Cuando un presidente se equivoca

En su tratado acerca de la Teshubá, Maimónides explica lo difícil que nos resulta admitir nuestros errores, y todos los ejercicios mentales que somos capaces de hacer para engañarnos a nosotros mismos y justificar nuestra equivocación. Hacernos cargo de nuestras torpezas -en hebreo: hakarat hajet- es probablemente el paso más difícil en el proceso de Teshubá, arrepentimiento frente a Dios o frente al prójimo.
En los días previos a Yom Kippur se espera que actuemos de una manera diferente: que dejemos de jugar el papel de abogados de nosotros mismos y adoptemos el papel de fiscales. Que evaluemos nuestros errores con la misma severidad que examinamos los errores de los demás. Admitamos que la “objetividad» no es un estado mental natural. Naturalmente tendemos a justificar nuestras equivocaciones y todo lo que hemos hecho se vuelve correcto ante nuestros propios ojos.

El caso del Rey David es típico. El Rey cometió un terrible pecado. Estuvo con una mujer casada y envió a su esposo, un valiente soldado, a una muerte segura en el frente de batalla. David no se arrepintió por el llamado de su propia conciencia. Tuvo que ser el profeta Natán, enviado por Dios para amonestar al Rey, el que lo ayudara a darse cuenta de la gravedad del pecado que había cometido. Natán tenía un plan. Llegó a la corte del rey David y le pidió audiencia para que emitiera su veredicto sobre un supuesto caso de robo. Recordemos que en ese entonces, el rey también era el juez supremo. Natán le presentó un caso ficticio para que el Rey lo juzgara: un hombre muy rico poseía cientos de animales. Su pobre vecino solo tenía una ovejita. Un día, el hombre rico recibió a un invitado importante en su casa. Pero le dio lástima tener que sacrificar a uno de sus propios animales y entonces el hombre rico decidió sacarle la oveja a su vecino, y sacrificarla para su invitado. El rey reaccionó con enojo ante esta injusticia. y dijo: «¡Ese hombre (= el rico) merece morir!» Entonces el profeta Natan se volvió hacia David y le dijo con mucha dureza: Atta ha-Ish…. “¡Tú eres ese hombre!”.

El rey podía haberse enojado con Natán, reprocharle su osadía y hasta condenarlo muerte por desacato contra el rey. Eso hubiera sido, digamos, lo normal, lo esperable en un soberano que por lo general no se excede en humildad. Pero el Rey David actúo de manera diferente.
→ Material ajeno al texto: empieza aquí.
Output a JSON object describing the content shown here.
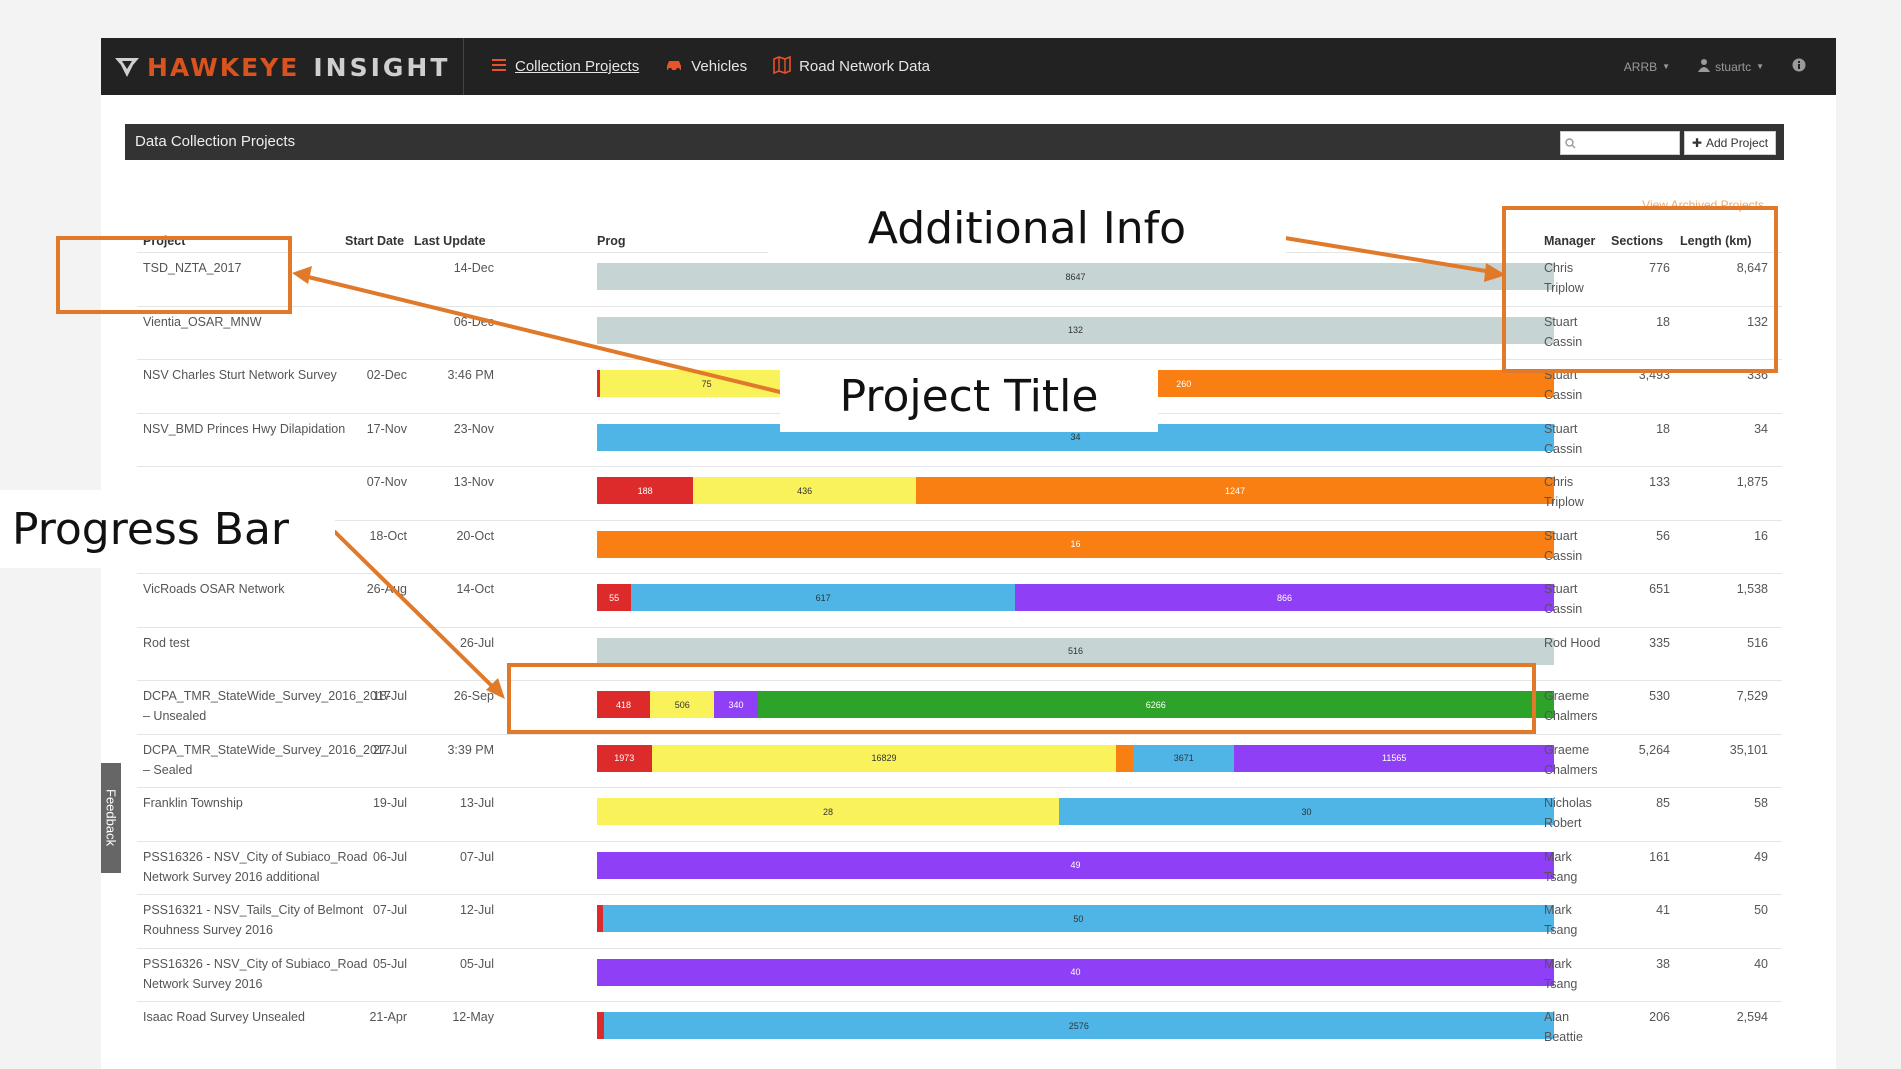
{
  "navbar": {
    "brand_name": "HAWKEYE",
    "brand_sub": "INSIGHT",
    "links": [
      {
        "label": "Collection Projects",
        "icon": "list-icon",
        "active": true
      },
      {
        "label": "Vehicles",
        "icon": "car-icon",
        "active": false
      },
      {
        "label": "Road Network Data",
        "icon": "map-icon",
        "active": false
      }
    ],
    "org_menu": "ARRB",
    "user_menu": "stuartc"
  },
  "panel": {
    "title": "Data Collection Projects",
    "search_placeholder": "",
    "add_label": "Add Project",
    "archived_link": "View Archived Projects"
  },
  "table": {
    "headers": {
      "project": "Project",
      "start": "Start Date",
      "last": "Last Update",
      "progress": "Prog",
      "manager": "Manager",
      "sections": "Sections",
      "length": "Length (km)"
    },
    "rows": [
      {
        "project": "TSD_NZTA_2017",
        "start": "",
        "last": "14-Dec",
        "manager": "Chris Triplow",
        "sections": "776",
        "length": "8,647",
        "segments": [
          {
            "color": "#c7d4d4",
            "value": 8647,
            "label": "8647"
          }
        ]
      },
      {
        "project": "Vientia_OSAR_MNW",
        "start": "",
        "last": "06-Dec",
        "manager": "Stuart Cassin",
        "sections": "18",
        "length": "132",
        "segments": [
          {
            "color": "#c7d4d4",
            "value": 132,
            "label": "132"
          }
        ]
      },
      {
        "project": "NSV Charles Sturt Network Survey",
        "start": "02-Dec",
        "last": "3:46 PM",
        "manager": "Stuart Cassin",
        "sections": "3,493",
        "length": "336",
        "segments": [
          {
            "color": "#dd2a2a",
            "value": 1,
            "label": ""
          },
          {
            "color": "#faf25a",
            "value": 75,
            "label": "75"
          },
          {
            "color": "#fa7f12",
            "value": 260,
            "label": "260"
          }
        ]
      },
      {
        "project": "NSV_BMD Princes Hwy Dilapidation",
        "start": "17-Nov",
        "last": "23-Nov",
        "manager": "Stuart Cassin",
        "sections": "18",
        "length": "34",
        "segments": [
          {
            "color": "#4fb4e6",
            "value": 34,
            "label": "34"
          }
        ]
      },
      {
        "project": "",
        "start": "07-Nov",
        "last": "13-Nov",
        "manager": "Chris Triplow",
        "sections": "133",
        "length": "1,875",
        "segments": [
          {
            "color": "#dd2a2a",
            "value": 188,
            "label": "188"
          },
          {
            "color": "#faf25a",
            "value": 436,
            "label": "436"
          },
          {
            "color": "#fa7f12",
            "value": 1247,
            "label": "1247"
          }
        ]
      },
      {
        "project": "",
        "start": "18-Oct",
        "last": "20-Oct",
        "manager": "Stuart Cassin",
        "sections": "56",
        "length": "16",
        "segments": [
          {
            "color": "#fa7f12",
            "value": 16,
            "label": "16"
          }
        ]
      },
      {
        "project": "VicRoads OSAR Network",
        "start": "26-Aug",
        "last": "14-Oct",
        "manager": "Stuart Cassin",
        "sections": "651",
        "length": "1,538",
        "segments": [
          {
            "color": "#dd2a2a",
            "value": 55,
            "label": "55"
          },
          {
            "color": "#4fb4e6",
            "value": 617,
            "label": "617"
          },
          {
            "color": "#8f3ff5",
            "value": 866,
            "label": "866"
          }
        ]
      },
      {
        "project": "Rod test",
        "start": "",
        "last": "26-Jul",
        "manager": "Rod Hood",
        "sections": "335",
        "length": "516",
        "segments": [
          {
            "color": "#c7d4d4",
            "value": 516,
            "label": "516"
          }
        ]
      },
      {
        "project": "DCPA_TMR_StateWide_Survey_2016_2017 – Unsealed",
        "start": "18-Jul",
        "last": "26-Sep",
        "manager": "Graeme Chalmers",
        "sections": "530",
        "length": "7,529",
        "segments": [
          {
            "color": "#dd2a2a",
            "value": 418,
            "label": "418"
          },
          {
            "color": "#faf25a",
            "value": 506,
            "label": "506"
          },
          {
            "color": "#8f3ff5",
            "value": 340,
            "label": "340"
          },
          {
            "color": "#2ea32a",
            "value": 6266,
            "label": "6266"
          }
        ]
      },
      {
        "project": "DCPA_TMR_StateWide_Survey_2016_2017 – Sealed",
        "start": "27-Jul",
        "last": "3:39 PM",
        "manager": "Graeme Chalmers",
        "sections": "5,264",
        "length": "35,101",
        "segments": [
          {
            "color": "#dd2a2a",
            "value": 1973,
            "label": "1973"
          },
          {
            "color": "#faf25a",
            "value": 16829,
            "label": "16829"
          },
          {
            "color": "#fa7f12",
            "value": 600,
            "label": ""
          },
          {
            "color": "#4fb4e6",
            "value": 3671,
            "label": "3671"
          },
          {
            "color": "#8f3ff5",
            "value": 11565,
            "label": "11565"
          }
        ]
      },
      {
        "project": "Franklin Township",
        "start": "19-Jul",
        "last": "13-Jul",
        "manager": "Nicholas Robert",
        "sections": "85",
        "length": "58",
        "segments": [
          {
            "color": "#faf25a",
            "value": 28,
            "label": "28"
          },
          {
            "color": "#4fb4e6",
            "value": 30,
            "label": "30"
          }
        ]
      },
      {
        "project": "PSS16326 - NSV_City of Subiaco_Road Network Survey 2016 additional",
        "start": "06-Jul",
        "last": "07-Jul",
        "manager": "Mark Tsang",
        "sections": "161",
        "length": "49",
        "segments": [
          {
            "color": "#8f3ff5",
            "value": 49,
            "label": "49"
          }
        ]
      },
      {
        "project": "PSS16321 - NSV_Tails_City of Belmont Rouhness Survey 2016",
        "start": "07-Jul",
        "last": "12-Jul",
        "manager": "Mark Tsang",
        "sections": "41",
        "length": "50",
        "segments": [
          {
            "color": "#dd2a2a",
            "value": 0.3,
            "label": ""
          },
          {
            "color": "#4fb4e6",
            "value": 50,
            "label": "50"
          }
        ]
      },
      {
        "project": "PSS16326 - NSV_City of Subiaco_Road Network Survey 2016",
        "start": "05-Jul",
        "last": "05-Jul",
        "manager": "Mark Tsang",
        "sections": "38",
        "length": "40",
        "segments": [
          {
            "color": "#8f3ff5",
            "value": 40,
            "label": "40"
          }
        ]
      },
      {
        "project": "Isaac Road Survey Unsealed",
        "start": "21-Apr",
        "last": "12-May",
        "manager": "Alan Beattie",
        "sections": "206",
        "length": "2,594",
        "segments": [
          {
            "color": "#dd2a2a",
            "value": 18,
            "label": ""
          },
          {
            "color": "#4fb4e6",
            "value": 2576,
            "label": "2576"
          }
        ]
      }
    ]
  },
  "feedback_tab": "Feedback",
  "callouts": {
    "additional_info": "Additional Info",
    "project_title": "Project Title",
    "progress_bar": "Progress Bar",
    "accent_color": "#e07a2a"
  }
}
La perspectiva de la historia que relató Natán lo forzaba ahora a ver sus propios hechos con objetividad. Y habiendo ya dictado la dura sentencia de muerte contra sí mismo, llevado quizás inconscientemente por su sentimiento de culpa, el Rey David reconoció su grave error. Se arrepintió y confesó humildemente: «Jattati laHaShem …», «He pecado contra Dios».

Debido al daño irreparable causado por estas transgresiones, la infidelidad y el asesinato, a David no le fue permitido construir el Bet-haMiqdash, tal como lo había planeado. Pero Dios aceptó su arrepentimiento. Su hijo Salomón construye el Templo y el dinastía monárquica en el pueblo judío continuó con la descendencia de David. El Mashiaj, el rey que será proclamado cuando Israel regrese a su tierra y que construirá el Bet haMiqdash, será tanque un descendente del Rey David.

Lecciones que aprendemos del Rey David.

Los soberanos también se equivocan. Pero les cuesta más reconocerlo y admitirlo.

Un mandatario suele usar todo su repertorio para minimizar su culpa. Diciendo “Yo no fui». O termina haciendo lo que hizo Adam, el primer hombre, que le echó la culpa a su esposa…

La soberbia, que no lo deja reconocer sinceramente su falta, inevitablemente lo lleva a enredarse más en mentiras y argumentos interminables que le dificultan cada vez más admite la falta y pedir perdón.

No hay nada más conductivo a la aceptación del arrepentimiento que la confesión total, sin vueltas y lo más inmediata posible de la falta cometida: si uno con humildad reconoce que se equivocó, las puertas de la comprensión se abren.